John Humphrys: Why the BBC’s pips are the bane of careless presenters

John Humphrys, in the radio studio, during a broadcast of Today, the flagship programme on BBC Radio Four
John Humphrys, in the radio studio, during a broadcast of Today, the flagship programme on BBC Radio Four - Jeff Overs/BBC News & Current Affairs via Getty Images

The pips are unique. The six short tones (also known as the Greenwich Time Signal) that mark the start of each hour – designed by John Reith and Frank Watson Dyson, the then astron­o­mer royal, and first heard on February 5 1924 – have now been broadcast by the BBC around the world for a century. We all love them. Well... nearly all.

The exceptions inhabit one small corner of the great BBC empire: the Radio 4 programme broadcast between six and nine in the morning, which I had the privilege (and often pleasure) of presenting for the best part of 33 years.

For Today presenters, the pips are the equivalent of a traffic policeman to whom drivers pay no regard unless they do something really stupid or careless. The punishment is that the “something stupid” will be spotted by millions.

The offence is called “crashing the pips”. But you probably knew that. Lord knows you’ll have heard it happen often enough. Sometimes I was the offender.

The first time took me back to my five-year-old self in Splott infants’ school, when Miss told me off for banging my desk lid up and down instead of “paying attention”. And that’s true of the pips, too. Paying attention to the clock is more than important: it’s vital.

James Naughtie and John Humphries reading the papers for the Today programme
James Naughtie and John Humphries reading the papers for the Today programme - Alamy

The pips are the one and only certainty in the three hours the programme is on the air. Their timing never fluctuates. Ever. They begin five seconds before the hour, with the sixth and final pip on the hour itself. So it follows, as night follows day, that the presenter must shut up and make sure their interviewee shuts up, too. If they don’t, the pips will sound anyway and wipe them off the air, even in mid-sentence.

Mostly it happens because the presenter gets carried away with the interview and stops ­watching the clock or listening to the producer bawling into their headphones.

On very rare occasions, it pains me to report, it has been known for an experienced presenter to ­“weaponise” the pips in order to sabotage a new colleague – but only if that colleague was deemed to have been recruited for their fame and showbiz appeal rather than their experience and proven interviewing ability. You might call it sour grapes.

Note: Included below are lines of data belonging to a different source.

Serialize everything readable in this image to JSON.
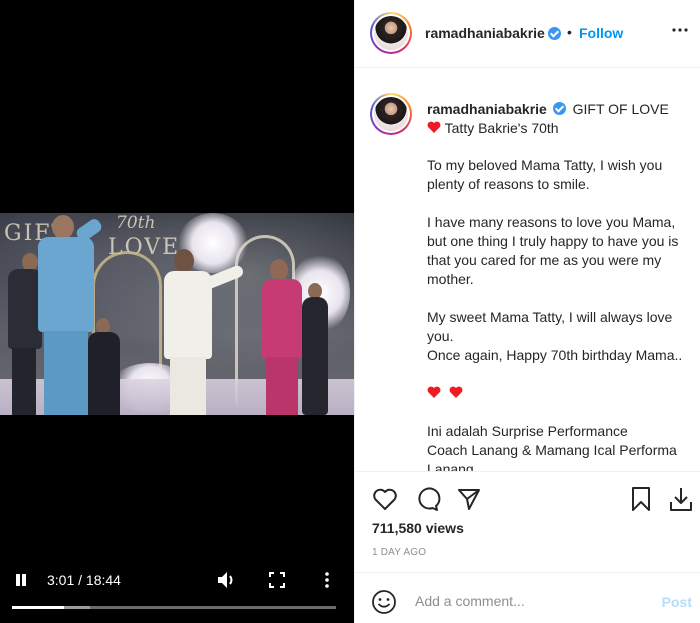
{
  "video": {
    "time_display": "3:01 / 18:44",
    "progress_fraction": 0.161,
    "buffer_fraction": 0.24,
    "overlay_text": [
      "GIFT",
      "70th",
      "LOVE"
    ],
    "icons": {
      "play_state": "pause-icon",
      "volume": "volume-icon",
      "fullscreen": "fullscreen-icon",
      "more": "more-vertical-icon"
    }
  },
  "header": {
    "username": "ramadhaniabakrie",
    "separator": "•",
    "follow_label": "Follow",
    "more_icon": "more-horizontal-icon"
  },
  "caption": {
    "username": "ramadhaniabakrie",
    "title": "GIFT OF LOVE",
    "subtitle": "Tatty Bakrie's 70th",
    "paragraphs": [
      "To my beloved Mama Tatty, I wish you plenty of reasons to smile.",
      "I have many reasons to love you Mama, but one thing I truly happy to have you is that you cared for me as you were my mother.",
      "My sweet Mama Tatty, I will always love you.",
      "Once again, Happy 70th birthday Mama..",
      "Ini adalah Surprise Performance",
      "Coach Lanang & Mamang Ical Performa Lanang"
    ]
  },
  "actions": {
    "like_icon": "heart-icon",
    "comment_icon": "comment-icon",
    "share_icon": "share-icon",
    "save_icon": "bookmark-icon",
    "download_icon": "download-icon"
  },
  "stats": {
    "views": "711,580 views",
    "posted": "1 DAY AGO"
  },
  "comment_box": {
    "placeholder": "Add a comment...",
    "post_label": "Post",
    "emoji_icon": "emoji-icon"
  },
  "colors": {
    "link_blue": "#0095f6",
    "verified_blue": "#3897f0",
    "heart_red": "#ed1c24",
    "post_disabled": "#b2dffc",
    "muted": "#8e8e8e"
  }
}
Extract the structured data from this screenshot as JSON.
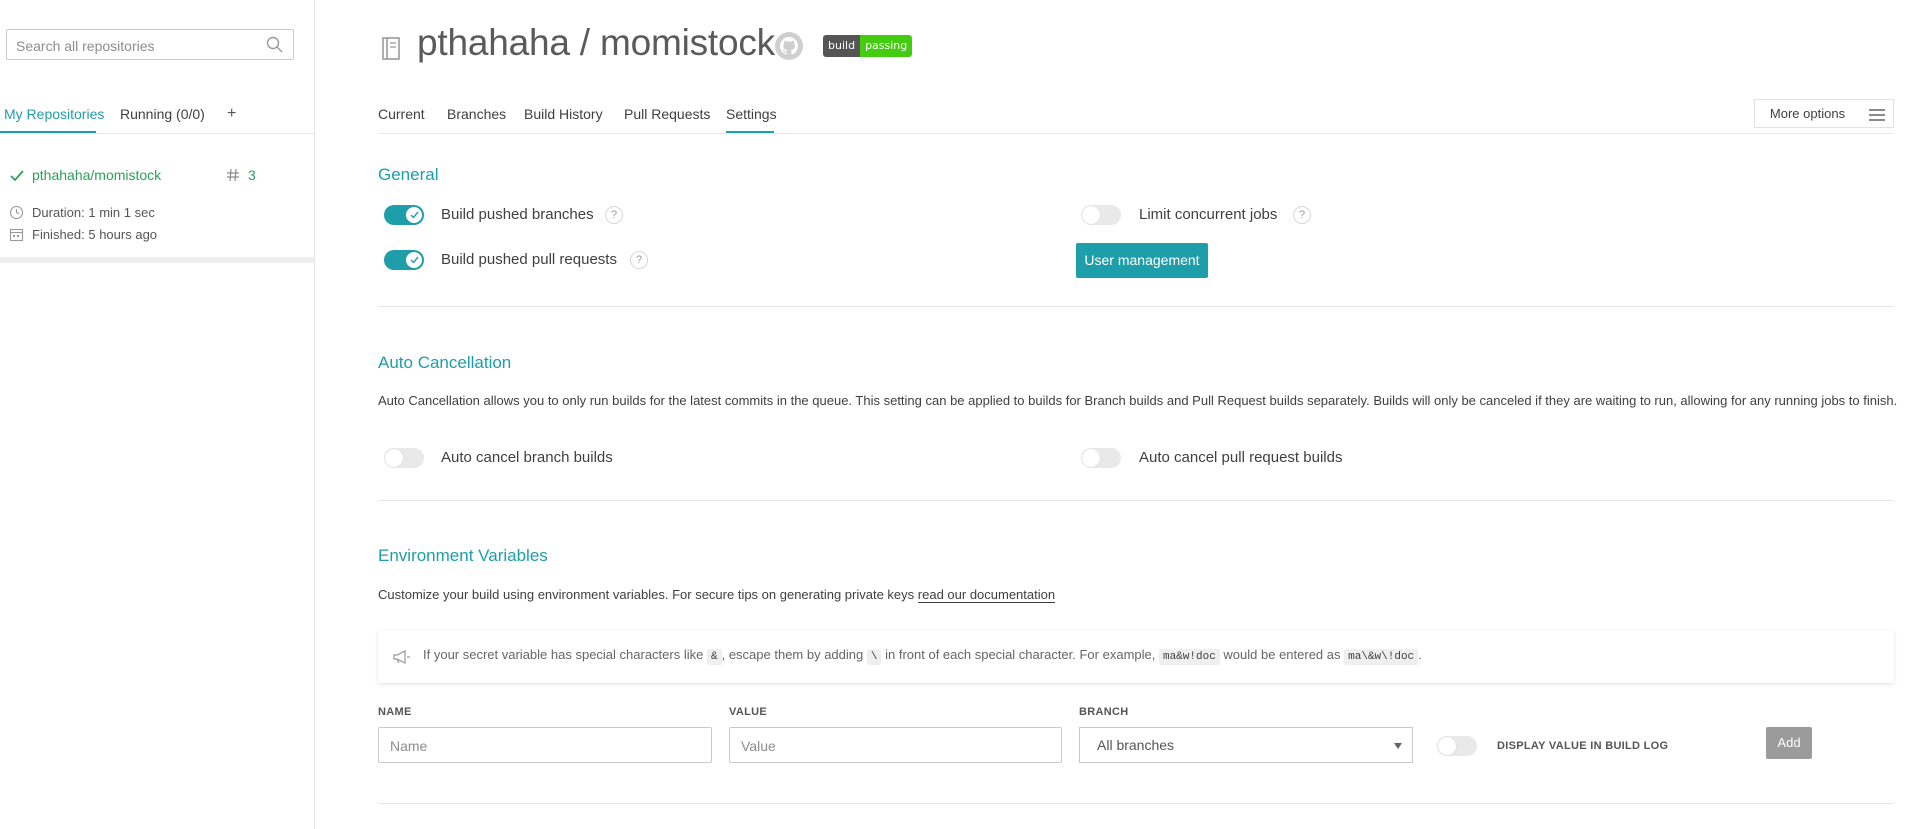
{
  "sidebar": {
    "search_placeholder": "Search all repositories",
    "tabs": {
      "my_repositories": "My Repositories",
      "running": "Running (0/0)",
      "add": "+"
    },
    "repo": {
      "name": "pthahaha/momistock",
      "build_number": "3",
      "duration": "Duration: 1 min 1 sec",
      "finished": "Finished: 5 hours ago"
    }
  },
  "header": {
    "repo_title": "pthahaha / momistock",
    "badge": {
      "left": "build",
      "right": "passing"
    },
    "icons": [
      "repo-book-icon",
      "github-icon"
    ]
  },
  "tabs": {
    "current": "Current",
    "branches": "Branches",
    "build_history": "Build History",
    "pull_requests": "Pull Requests",
    "settings": "Settings",
    "active": "settings"
  },
  "more_options": "More options",
  "general": {
    "title": "General",
    "build_pushed_branches": "Build pushed branches",
    "build_pushed_pull_requests": "Build pushed pull requests",
    "limit_concurrent_jobs": "Limit concurrent jobs",
    "user_management": "User management",
    "help": "?",
    "toggles": {
      "build_pushed_branches": true,
      "build_pushed_pull_requests": true,
      "limit_concurrent_jobs": false
    }
  },
  "auto_cancellation": {
    "title": "Auto Cancellation",
    "description": "Auto Cancellation allows you to only run builds for the latest commits in the queue. This setting can be applied to builds for Branch builds and Pull Request builds separately. Builds will only be canceled if they are waiting to run, allowing for any running jobs to finish.",
    "branch_builds": "Auto cancel branch builds",
    "pull_request_builds": "Auto cancel pull request builds",
    "toggles": {
      "branch_builds": false,
      "pull_request_builds": false
    }
  },
  "env_vars": {
    "title": "Environment Variables",
    "description": "Customize your build using environment variables. For secure tips on generating private keys",
    "doc_link": "read our documentation",
    "tip": {
      "part1": "If your secret variable has special characters like",
      "code1": "&",
      "part2": ", escape them by adding",
      "code2": "\\",
      "part3": "in front of each special character. For example,",
      "code3": "ma&w!doc",
      "part4": "would be entered as",
      "code4": "ma\\&w\\!doc",
      "part5": "."
    },
    "name_label": "NAME",
    "name_placeholder": "Name",
    "value_label": "VALUE",
    "value_placeholder": "Value",
    "branch_label": "BRANCH",
    "branch_value": "All branches",
    "display_value_label": "DISPLAY VALUE IN BUILD LOG",
    "display_value_toggle": false,
    "add_button": "Add"
  },
  "colors": {
    "accent": "#1e9ea8",
    "success": "#2aa15a",
    "badge_pass": "#44cc11"
  }
}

I remember one such occasion. How, we wondered, would the presenter chosen to partner the famous celebrity on their first appearance display their disdain?

The consensus we arrived at? Make the famous person crash the pips.

And so it proved.

The famous person did not last long.

But the pips survived. They always do.

The Times Department Control Room at Herstmonceux, Sussex, 1959 – the nerve centre of Greenwich Mean Time after the Second World War
The Times Department Control Room at Herstmonceux, Sussex, 1959 – the nerve centre of Greenwich Mean Time after the Second World War - Alamy

When they failed to sound in 2011, there wasn’t exactly panic in the streets, but the story made the front page of this distinguished organ, and various conspiracy ­theories did the rounds. It was, of course, merely a technical glitch.

There was some concern, too, when in 1972 the last pip was lengthened from one-10th of a ­second to half a second. Sacrilege, some said. They were wrong. If the pips are about anything, they are about accuracy.

They are generated from an atomic clock, but even the most accurate timepiece on the planet can do nothing about the rotation of the Earth, and the boffins decided its irregularities demanded one long final pip.

But they’re not just about accuracy. They are something we can trust. Something we can rely on, in an unreliable world.

Over the years, most of the world’s broadcasters have abandoned their time signals – Australia’s ABC is the latest – but it is surely inconceivable that the BBC will do the same.

Yes, it would give programme schedulers more flexibility and cause Today presenters to curse under their breath a little less, but the pips aren’t only a broadcasting convenience, or a globally recognised symbol, or a link with history.

We trust the symbolism of the pips. And we want them to continue broadcasting for another ­century. At least I do.